Once that stability is lost, the low back becomes exposed.
If you cannot master basic core movements in supported positions, you are not going to be able to do them under load.
And just because you can get away with it currently doesn’t mean what you are doing is working.
If your back is hurting when you squat (during or after), this is low-hanging fruit. Improve this and not only will your pain dissipate but your weight lifted will also go up.
You can, and should, train your core while you are working on improving your squat technique.
Work on specific core exercises and work to incorporate that concept into your squat pattern.
Don’t sleep on your core-specific work. See the benefits in the video below.
Back squats are a great exercise.
You can fight about high bar vs low bar position later.
While the back squat is a great exercise, it is not great for every person.
There are some mobility requirements just to get under the bar. If you do not have the requisite mobility then you probably shouldn’t be getting under the bar.
It doesn’t mean you cannot squat, it means that back squats are not the best choice for you.
Force-feeding a movement that doesn’t work is not doing you any favors.
Try front squats.
Try yoke bar squats (also known as safety bar squats)
Try goblet squats.
Try split squats and other single-leg squats.
If everytime you perform back squats you have back pain then you have to be smart enough and willing to change something. Or a bunch of somethings.
Barbell back squats are great but not great for everyone. See why below.
Another important concept when dealing with pain is that there is no specific timeframe at which you progress.
You don’t follow a rehab plan for 4 weeks and progress. You progress when your technique and symptoms suggest it is time.
This could take weeks. Could take months. But it will never be as fast as you want it to be.
Here is a progression of one of my clients. This took months of work to move through all of this.
This is also only highlighting their squat progression. This person was also training the rest of their body at the same time.

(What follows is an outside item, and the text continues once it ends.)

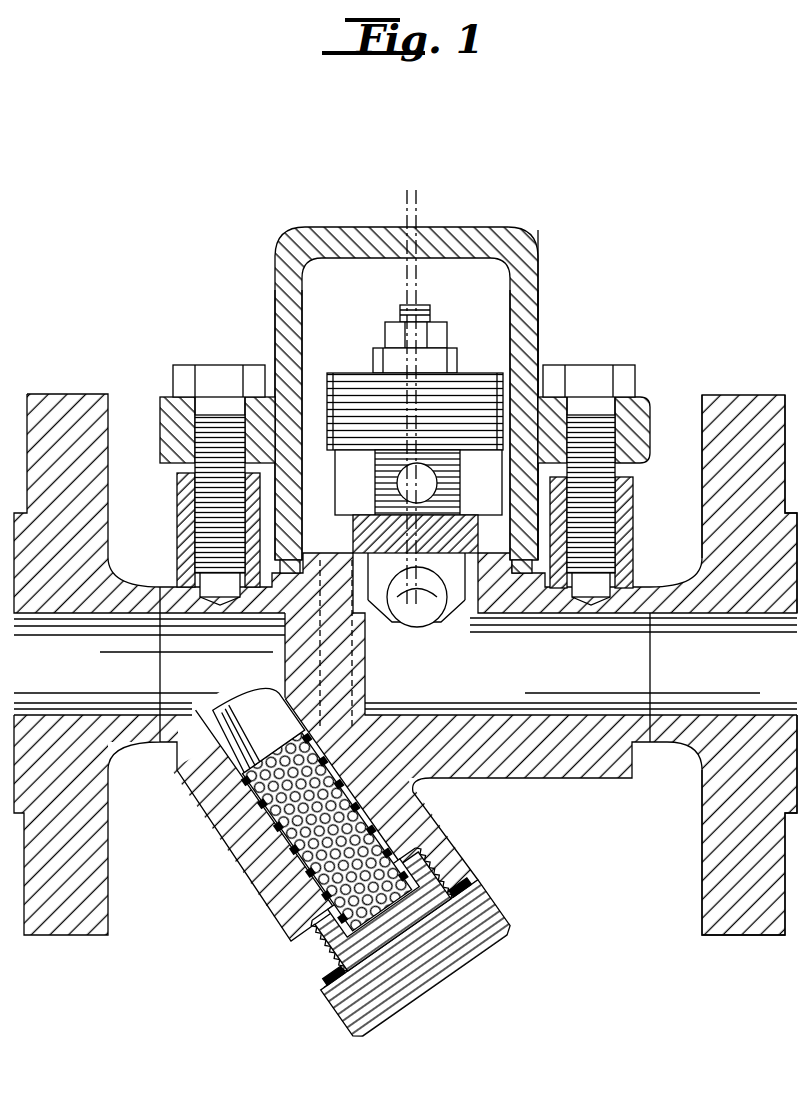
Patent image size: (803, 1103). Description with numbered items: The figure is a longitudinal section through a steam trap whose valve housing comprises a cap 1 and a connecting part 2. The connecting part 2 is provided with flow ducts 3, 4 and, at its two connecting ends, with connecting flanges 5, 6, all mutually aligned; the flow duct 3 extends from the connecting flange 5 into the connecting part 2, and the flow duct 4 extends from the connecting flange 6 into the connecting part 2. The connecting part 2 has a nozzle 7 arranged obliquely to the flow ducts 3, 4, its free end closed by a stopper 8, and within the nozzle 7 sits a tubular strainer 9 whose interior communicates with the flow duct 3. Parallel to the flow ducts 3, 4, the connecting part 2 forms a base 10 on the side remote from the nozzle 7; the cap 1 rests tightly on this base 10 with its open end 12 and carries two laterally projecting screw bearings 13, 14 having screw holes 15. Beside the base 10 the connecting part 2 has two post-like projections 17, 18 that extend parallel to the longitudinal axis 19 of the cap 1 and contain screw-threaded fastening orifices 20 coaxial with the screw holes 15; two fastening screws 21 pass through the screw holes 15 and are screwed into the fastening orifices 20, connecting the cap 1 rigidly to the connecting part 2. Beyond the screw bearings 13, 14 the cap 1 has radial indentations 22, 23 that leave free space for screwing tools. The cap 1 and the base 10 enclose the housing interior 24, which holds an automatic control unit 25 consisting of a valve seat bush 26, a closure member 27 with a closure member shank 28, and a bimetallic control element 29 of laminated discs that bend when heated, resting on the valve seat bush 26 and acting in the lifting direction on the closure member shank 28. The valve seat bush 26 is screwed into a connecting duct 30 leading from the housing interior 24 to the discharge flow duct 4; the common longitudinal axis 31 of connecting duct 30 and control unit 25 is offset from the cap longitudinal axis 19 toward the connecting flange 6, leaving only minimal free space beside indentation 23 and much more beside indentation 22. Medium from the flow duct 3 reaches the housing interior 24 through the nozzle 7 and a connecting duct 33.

Deloaded squats – we worked on hip hinge, setup, proper depth and a smooth transition from the bottom back up
Sit between each rep – continue to work on hinge but gives the person a chance to reset the low back and limits the sudden eccentric/concentric change
Progress to a tap and go – forces improved core stability and tension. Watch for lumbar spine arching to start the movement back up
With plate reach – helped to engage their core more and offers a counterbalance.
Tap and go – Continued with the tap and go on the box to maintain proper depth as we added weight.

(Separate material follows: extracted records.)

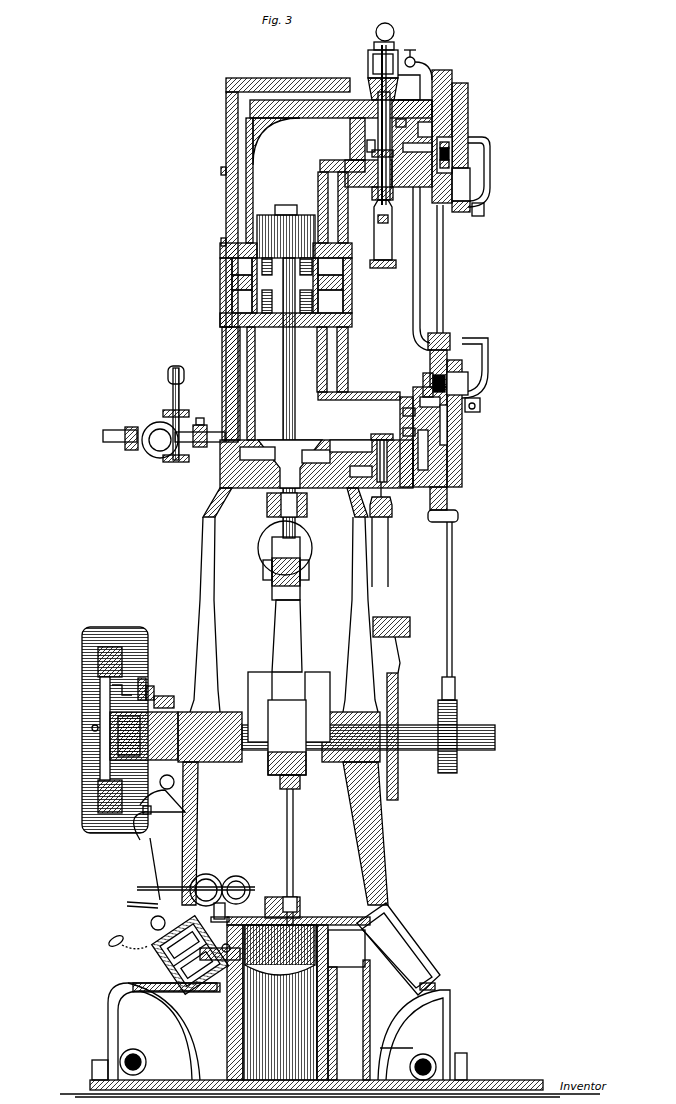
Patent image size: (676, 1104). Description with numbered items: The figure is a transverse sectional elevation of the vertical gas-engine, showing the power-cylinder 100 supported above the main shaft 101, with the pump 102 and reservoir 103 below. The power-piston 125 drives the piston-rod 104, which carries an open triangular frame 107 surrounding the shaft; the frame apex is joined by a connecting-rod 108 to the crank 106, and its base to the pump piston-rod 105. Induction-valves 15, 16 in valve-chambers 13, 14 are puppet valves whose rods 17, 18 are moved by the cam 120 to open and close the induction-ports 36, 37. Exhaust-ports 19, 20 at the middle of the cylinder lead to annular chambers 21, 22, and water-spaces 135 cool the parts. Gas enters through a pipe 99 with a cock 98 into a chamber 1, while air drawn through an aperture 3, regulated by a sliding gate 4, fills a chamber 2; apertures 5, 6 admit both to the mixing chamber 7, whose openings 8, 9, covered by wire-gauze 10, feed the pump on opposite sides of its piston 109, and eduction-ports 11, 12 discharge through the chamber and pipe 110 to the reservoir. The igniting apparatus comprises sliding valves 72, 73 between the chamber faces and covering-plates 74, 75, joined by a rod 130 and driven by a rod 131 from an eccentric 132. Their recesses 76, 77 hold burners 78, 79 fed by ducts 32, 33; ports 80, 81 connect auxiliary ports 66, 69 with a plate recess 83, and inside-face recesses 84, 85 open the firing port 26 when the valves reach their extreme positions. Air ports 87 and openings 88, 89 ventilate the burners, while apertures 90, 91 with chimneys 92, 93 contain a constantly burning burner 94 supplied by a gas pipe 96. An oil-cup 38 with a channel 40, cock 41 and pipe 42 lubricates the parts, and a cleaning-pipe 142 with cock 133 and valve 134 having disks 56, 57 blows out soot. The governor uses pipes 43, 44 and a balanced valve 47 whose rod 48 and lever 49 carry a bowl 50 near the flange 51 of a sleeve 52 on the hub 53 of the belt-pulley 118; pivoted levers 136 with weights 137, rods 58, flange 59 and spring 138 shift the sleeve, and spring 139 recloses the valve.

The gas chamber 1 is at (190, 955).
The air chamber 2 is at (181, 965).
The air aperture 3 is at (156, 960).
The sliding gate 4 is at (143, 950).
The gas chamber aperture 5 is at (188, 935).
The air chamber aperture 6 is at (187, 977).
The mixing chamber 7 is at (185, 947).
The upper mixing chamber opening 8 is at (220, 944).
The lower mixing chamber opening 9 is at (205, 985).
The wire-gauze 10 is at (205, 963).
The upper eduction-port 11 is at (298, 918).
The lower eduction-port 12 is at (349, 1005).
The upper valve-chamber 13 is at (388, 146).
The lower valve-chamber 14 is at (328, 421).
The upper induction-valve 15 is at (366, 147).
The lower induction-valve 16 is at (376, 454).
The upper induction-valve rod 17 is at (391, 234).
The lower induction-valve rod 18 is at (388, 499).
The lower exhaust-port 19 is at (326, 268).
The upper exhaust-port 20 is at (326, 306).
The annular exhaust chamber 21 is at (224, 265).
The annular exhaust chamber 22 is at (350, 302).
The lower firing port 26 is at (405, 418).
The upper valve duct 32 is at (450, 145).
The lower valve duct 33 is at (381, 139).
The upper induction-port 36 is at (405, 152).
The lower induction-port 37 is at (372, 446).
The oil-cup 38 is at (383, 50).
The central channel 40 is at (372, 88).
The cock 41 is at (418, 58).
The oil pipe 42 is at (413, 284).
The pump by-pass pipe 43 is at (227, 940).
The pump by-pass pipe 44 is at (229, 910).
The balanced valve 47 is at (239, 880).
The valve rod 48 is at (163, 886).
The lever 49 is at (152, 855).
The bowl 50 is at (166, 780).
The sleeve flange 51 is at (165, 702).
The screw-threaded sleeve 52 is at (157, 689).
The threaded hub 53 is at (144, 736).
The valve disk 56 is at (170, 412).
The valve disk 57 is at (163, 458).
The rods 58 is at (128, 667).
The sleeve flange 59 is at (142, 681).
The auxiliary port 66 is at (405, 126).
The auxiliary port 69 is at (405, 433).
The upper igniting valve 72 is at (447, 75).
The lower igniting valve 73 is at (448, 500).
The upper covering-plate 74 is at (468, 89).
The lower covering-plate 75 is at (462, 478).
The upper valve recess 76 is at (450, 165).
The lower valve recess 77 is at (447, 379).
The upper ignition-burner 78 is at (450, 154).
The lower ignition-burner 79 is at (444, 360).
The upper valve port 80 is at (452, 130).
The lower valve port 81 is at (462, 420).
The plate recess 83 is at (462, 438).
The inside-face recess 84 is at (409, 87).
The inside-face recess 85 is at (462, 452).
The air ports 87 is at (429, 360).
The air openings 88 is at (394, 193).
The air openings 89 is at (423, 379).
The upper aperture 90 is at (461, 190).
The lower aperture 91 is at (458, 383).
The upper chimney 92 is at (489, 172).
The lower chimney 93 is at (485, 368).
The pilot burner 94 is at (485, 215).
The gas pipe 96 is at (481, 406).
The gas cock 98 is at (133, 899).
The gas pipe 99 is at (150, 923).
The power-cylinder 100 is at (226, 199).
The main shaft 101 is at (496, 737).
The pump 102 is at (277, 1002).
The reservoir 103 is at (279, 1031).
The piston-rod 104 is at (283, 426).
The pump piston-rod 105 is at (298, 850).
The crank 106 is at (312, 681).
The triangular frame 107 is at (287, 737).
The connecting-rod 108 is at (300, 612).
The pump piston 109 is at (280, 950).
The chamber and pipe 110 is at (398, 949).
The belt-pulley 118 is at (92, 826).
The cam 120 is at (398, 770).
The power-piston 125 is at (286, 231).
The connecting rod 130 is at (443, 275).
The eccentric rod 131 is at (452, 592).
The eccentric 132 is at (118, 432).
The cock 133 is at (203, 420).
The weighted or spring-seated valve 134 is at (152, 426).
The water-spaces 135 is at (238, 134).
The pivoted levers 136 is at (100, 685).
The weights 137 is at (90, 657).
The spring 138 is at (92, 728).
The spring 139 is at (207, 875).
The cleaning-pipe 142 is at (212, 448).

Holds – We progressed to adding holds at the bottom to work on staying tight in the bottom position
Not all of my clients squat with a bar on their back. It is not a goal for everyone. In this case, we did.
The arm/shoulder position on the yoke bar made this a better option for this client instead of a straight bar.
We brought back the box to maintain depth as we progressed the movement.
A lot of my clients never progress past the goblet squat because it doesn’t align with their goals. We also work on a ton of single-leg work so their lower body strength is always improving.